Molecular Identification of Two Strains of Phellinus sp. by Internal Transcribed Spacer Sequence Analysis.

Two species of cultivated Phellinus sp. were identified as P. baumii by internal transcribed spacer (ITS) sequence analysis. The fruit bodies of the examined strains were similar to those of naturally occurring strains, having a bracket-like form, yellow-to-orange color, and poroid hymenial surfaces. The DNA sequences of ITS region of both strains showed a homology of 99% with ITS1 to ITS2 sequences of P. (Inonotus) baumii strain PB0806.

Phellinus belongs to a genus of pore fungi that have important medicinal value; many species in this and related genera have been used as folk medicines because of their biochemical or pharmaceutical actions [1]. P. linteus also has anti-carcinogenic properties [2-4], and polysaccharides purified from P. linteus mycelium strongly stimulate B-lymphocyte production [4], cell-mediated and humoral immunity [5], and inhibit tumor growth and metastasis [6]. Aqueous extracts from P. rhabarbarinus potently affect human immunodeficiency virus [7] and extracts of P. gilvus and P. baumii may be useful in preventing acute pulmonary inflammation in human diseases [8].

These benefits have made cultivation of the fruit body of Phellinus sp. popular in Korea. However, clear identification of cultivated Phellinus to the species level has not been reported, which hinders their use in pharmaceutical therapy. In the present study, the most popularly used Phellinus were identified on the basis of molecular biological properties.

The specimens were purchased from herbal medicine markets in Daejeon (KM-5) and Geumsan (KM-6). Total DNA was extracted from the specimen using genomic DNA prep kit (Solgent, Daejeon, Korea) and internal transcribed spacer (ITS) regions including the 3' flanking region of nuclear small subunit ribosomal DNA and the 5' flanking region of nuclear large subunit ribosomal DNA were amplified by PCR using primers NS7 [9] and LW2 [10]. An amplicon was used as the template for a second PCR using ITS1 and ITS4 as the primers (Fig. 1). The reaction involved denaturation for 15 min at 95℃, 35 cycles of 20 sec at 95℃, 40 sec at 50℃, and 1 min at 72℃, with final extension of 3 min at 72℃. The purified PCR product was sequenced and homologous sequences were found by a BLAST Search. The sequences determined in this study were deposited in GenBank under accession number JN887691 (KM-5) and JN887692 (KM-6). ITS sequences were aligned using the CLUSTALX program [11] and phylogenetic relationships were estimated from the aligned sequences for each data set using PAUP*4.0b4a [12]. Neighbor-joining method with distance option and parsimony method with heuristic option were applied for phylogenetic analyses. Bootstrap values were determined to support individual branches (1,000 replications) [13, 14].

Fig. 1

Location of primers for the amplification of internal transcribed spacer (ITS) region. Primers for the first PCR were NS7 and LW2, and for the second PCR were ITS1 and ITS4, respectively.

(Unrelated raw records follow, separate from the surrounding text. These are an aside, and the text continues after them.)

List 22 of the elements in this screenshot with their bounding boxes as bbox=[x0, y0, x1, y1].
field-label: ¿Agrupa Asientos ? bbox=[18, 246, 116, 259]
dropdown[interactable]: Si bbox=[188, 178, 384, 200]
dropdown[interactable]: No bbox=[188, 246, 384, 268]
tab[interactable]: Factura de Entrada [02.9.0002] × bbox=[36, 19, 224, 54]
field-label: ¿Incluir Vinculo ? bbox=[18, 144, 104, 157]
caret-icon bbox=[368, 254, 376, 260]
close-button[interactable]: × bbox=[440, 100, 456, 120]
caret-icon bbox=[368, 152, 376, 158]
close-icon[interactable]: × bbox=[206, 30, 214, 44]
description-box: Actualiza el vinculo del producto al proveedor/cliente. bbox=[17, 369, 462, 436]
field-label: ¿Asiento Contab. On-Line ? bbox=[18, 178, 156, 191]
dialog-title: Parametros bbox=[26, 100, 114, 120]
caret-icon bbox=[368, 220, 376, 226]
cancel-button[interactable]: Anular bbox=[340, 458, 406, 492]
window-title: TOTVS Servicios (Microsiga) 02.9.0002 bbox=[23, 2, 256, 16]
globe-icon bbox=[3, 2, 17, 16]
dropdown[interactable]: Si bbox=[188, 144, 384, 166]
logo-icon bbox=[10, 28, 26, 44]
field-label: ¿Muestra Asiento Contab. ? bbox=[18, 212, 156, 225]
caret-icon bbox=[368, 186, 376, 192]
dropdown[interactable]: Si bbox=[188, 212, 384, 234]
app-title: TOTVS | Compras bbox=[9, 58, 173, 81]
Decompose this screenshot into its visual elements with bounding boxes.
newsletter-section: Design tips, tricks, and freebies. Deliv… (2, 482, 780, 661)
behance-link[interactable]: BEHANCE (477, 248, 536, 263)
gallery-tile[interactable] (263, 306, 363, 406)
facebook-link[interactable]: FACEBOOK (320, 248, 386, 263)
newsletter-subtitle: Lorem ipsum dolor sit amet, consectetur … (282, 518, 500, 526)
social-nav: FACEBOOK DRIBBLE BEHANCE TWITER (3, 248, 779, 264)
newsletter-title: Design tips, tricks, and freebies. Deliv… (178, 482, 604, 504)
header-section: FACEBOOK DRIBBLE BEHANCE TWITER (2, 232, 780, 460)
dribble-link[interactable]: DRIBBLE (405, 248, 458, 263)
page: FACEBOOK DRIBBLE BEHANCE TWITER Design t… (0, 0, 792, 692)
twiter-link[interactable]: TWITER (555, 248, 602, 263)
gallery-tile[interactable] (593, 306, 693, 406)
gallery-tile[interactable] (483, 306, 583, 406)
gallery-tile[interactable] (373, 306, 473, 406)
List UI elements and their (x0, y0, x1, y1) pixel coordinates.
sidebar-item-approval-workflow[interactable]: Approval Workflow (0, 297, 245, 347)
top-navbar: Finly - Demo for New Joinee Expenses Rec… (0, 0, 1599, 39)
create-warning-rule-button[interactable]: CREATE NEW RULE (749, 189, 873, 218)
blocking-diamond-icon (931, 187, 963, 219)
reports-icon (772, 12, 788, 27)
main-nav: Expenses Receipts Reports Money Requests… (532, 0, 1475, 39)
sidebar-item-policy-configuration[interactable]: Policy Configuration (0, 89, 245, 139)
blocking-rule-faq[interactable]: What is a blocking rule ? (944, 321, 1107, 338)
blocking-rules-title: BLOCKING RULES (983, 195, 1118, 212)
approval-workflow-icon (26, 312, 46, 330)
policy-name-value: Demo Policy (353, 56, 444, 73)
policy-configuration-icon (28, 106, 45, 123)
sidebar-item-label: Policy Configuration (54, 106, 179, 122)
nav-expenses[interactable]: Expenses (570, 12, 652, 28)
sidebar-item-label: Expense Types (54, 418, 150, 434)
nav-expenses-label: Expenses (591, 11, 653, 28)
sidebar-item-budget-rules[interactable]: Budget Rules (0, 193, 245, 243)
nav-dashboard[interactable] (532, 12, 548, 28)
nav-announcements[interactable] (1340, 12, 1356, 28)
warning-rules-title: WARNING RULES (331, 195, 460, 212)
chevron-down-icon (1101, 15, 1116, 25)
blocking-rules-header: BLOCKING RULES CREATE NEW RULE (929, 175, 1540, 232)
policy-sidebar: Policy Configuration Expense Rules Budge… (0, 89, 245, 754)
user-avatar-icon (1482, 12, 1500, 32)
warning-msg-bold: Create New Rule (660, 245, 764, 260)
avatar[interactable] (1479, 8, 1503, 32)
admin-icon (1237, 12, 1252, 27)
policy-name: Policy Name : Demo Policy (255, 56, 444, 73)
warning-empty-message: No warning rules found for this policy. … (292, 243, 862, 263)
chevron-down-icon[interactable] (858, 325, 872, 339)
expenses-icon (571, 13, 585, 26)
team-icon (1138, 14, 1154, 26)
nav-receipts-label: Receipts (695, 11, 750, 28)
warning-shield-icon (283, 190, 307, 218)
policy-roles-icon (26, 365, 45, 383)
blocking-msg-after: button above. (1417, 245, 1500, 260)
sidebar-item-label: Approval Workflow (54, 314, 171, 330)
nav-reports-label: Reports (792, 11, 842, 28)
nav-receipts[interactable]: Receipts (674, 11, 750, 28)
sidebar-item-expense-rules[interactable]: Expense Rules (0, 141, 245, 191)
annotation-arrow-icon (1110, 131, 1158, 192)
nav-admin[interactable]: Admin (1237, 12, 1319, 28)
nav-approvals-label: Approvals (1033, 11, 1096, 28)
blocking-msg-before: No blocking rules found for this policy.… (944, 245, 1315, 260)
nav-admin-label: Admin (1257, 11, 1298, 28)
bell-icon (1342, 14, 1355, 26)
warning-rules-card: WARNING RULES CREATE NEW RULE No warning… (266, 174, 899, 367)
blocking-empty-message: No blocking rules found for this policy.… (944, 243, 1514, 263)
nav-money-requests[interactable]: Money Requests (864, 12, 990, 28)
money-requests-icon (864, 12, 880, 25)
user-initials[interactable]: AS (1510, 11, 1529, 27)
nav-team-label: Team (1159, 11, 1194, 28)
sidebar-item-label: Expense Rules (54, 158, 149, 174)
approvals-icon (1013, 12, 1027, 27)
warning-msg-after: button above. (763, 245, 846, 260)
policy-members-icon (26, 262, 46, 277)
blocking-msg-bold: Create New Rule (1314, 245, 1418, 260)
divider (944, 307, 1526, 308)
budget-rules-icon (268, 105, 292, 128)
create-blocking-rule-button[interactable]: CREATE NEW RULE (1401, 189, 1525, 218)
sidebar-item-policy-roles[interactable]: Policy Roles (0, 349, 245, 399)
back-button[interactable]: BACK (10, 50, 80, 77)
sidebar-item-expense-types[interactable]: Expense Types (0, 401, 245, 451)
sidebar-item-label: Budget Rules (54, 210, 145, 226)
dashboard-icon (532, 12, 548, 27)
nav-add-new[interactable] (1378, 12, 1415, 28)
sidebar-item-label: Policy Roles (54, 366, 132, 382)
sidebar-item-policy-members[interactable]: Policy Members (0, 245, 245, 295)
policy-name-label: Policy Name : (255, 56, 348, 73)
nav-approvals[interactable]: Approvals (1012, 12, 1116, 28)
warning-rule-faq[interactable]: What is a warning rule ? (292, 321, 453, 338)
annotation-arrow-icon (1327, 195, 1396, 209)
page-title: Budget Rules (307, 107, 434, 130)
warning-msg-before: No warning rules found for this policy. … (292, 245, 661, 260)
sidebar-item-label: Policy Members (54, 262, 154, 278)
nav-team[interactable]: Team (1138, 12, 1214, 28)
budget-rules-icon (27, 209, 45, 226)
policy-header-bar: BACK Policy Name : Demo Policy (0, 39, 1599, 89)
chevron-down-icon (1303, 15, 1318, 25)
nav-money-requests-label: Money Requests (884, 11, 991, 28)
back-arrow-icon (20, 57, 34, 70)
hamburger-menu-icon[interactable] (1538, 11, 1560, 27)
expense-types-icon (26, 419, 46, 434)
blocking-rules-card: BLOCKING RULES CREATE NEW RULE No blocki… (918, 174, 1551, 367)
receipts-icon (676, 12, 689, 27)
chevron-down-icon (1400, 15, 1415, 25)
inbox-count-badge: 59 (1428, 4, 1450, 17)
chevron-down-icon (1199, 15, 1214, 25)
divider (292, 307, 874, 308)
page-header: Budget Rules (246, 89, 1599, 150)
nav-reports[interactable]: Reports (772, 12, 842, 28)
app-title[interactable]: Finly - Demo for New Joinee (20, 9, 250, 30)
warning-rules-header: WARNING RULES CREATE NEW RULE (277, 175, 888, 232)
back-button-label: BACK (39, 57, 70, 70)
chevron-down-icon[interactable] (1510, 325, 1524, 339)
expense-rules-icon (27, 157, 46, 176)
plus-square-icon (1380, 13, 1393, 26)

The basidiocarps of the examined strains showed typical Phellinus characteristics found naturally. The fruit bodies were bracket-like, broadly attached to the substrate, yellow-to-orange, and the hymenial surfaces were poroid (Fig. 2).

Fig. 2

Photographs of basidiocarps of two strains of Phellinus sp.: KM-5 and KM-6.

The amplicon size of strain KM-5 and KM-6 was 811 bp and 812 bp, respectively. Their sequence homology was 99.4%. The ITS region sequences of KM-5 and KM-6 showed 99% similarity with a sequences P. (Inonotus) baumii strain PB0806 (AY436629). The maximum parsimony cladogram is presented in Fig. 3 along with the bootstrap values. Phellinus was separated in three groups: baumii group, igniarius group, and johnsonianus-linteus-rhabarbarinus group. This result was slightly different to previous results obtained on the basis of combined data of ITS and mitochondrial small subunit ribosomal DNA sequences analyses. In the previous study the groups were: group A (P. linteus, P. baumii, P. johnsonianus, P. rhabarbarinus, P. tropicalis), group B (P. igniarius, P. nigricans), and group C (P. hispidus, P. pini, and P. hartigii) [15]. From these results, Phellinus sp. KM-5 and KM-6 were identified as P. baumii. P. baumii has previously been demonstrated to have several pharmaceutical activities in vitro and in vivo. Extracts of P. baumii showed anti-obesity effects in high-fat diet-fed mice [16], anti-oxidant and free radical scavenging activity [17], and inhibited pulmonary inflammation in rats [8]. Further investigations for other pharmaceutical activities by this artificially cultivated mushroom are clearly warranted.

Fig. 3

Phylogenetic tree using ITS sequences of Phellinus sp. KM-5 and KM-6 and its allied species. The tree was constructed by the neighbor joining method and bar indicated number of nucleotide substitutions per site.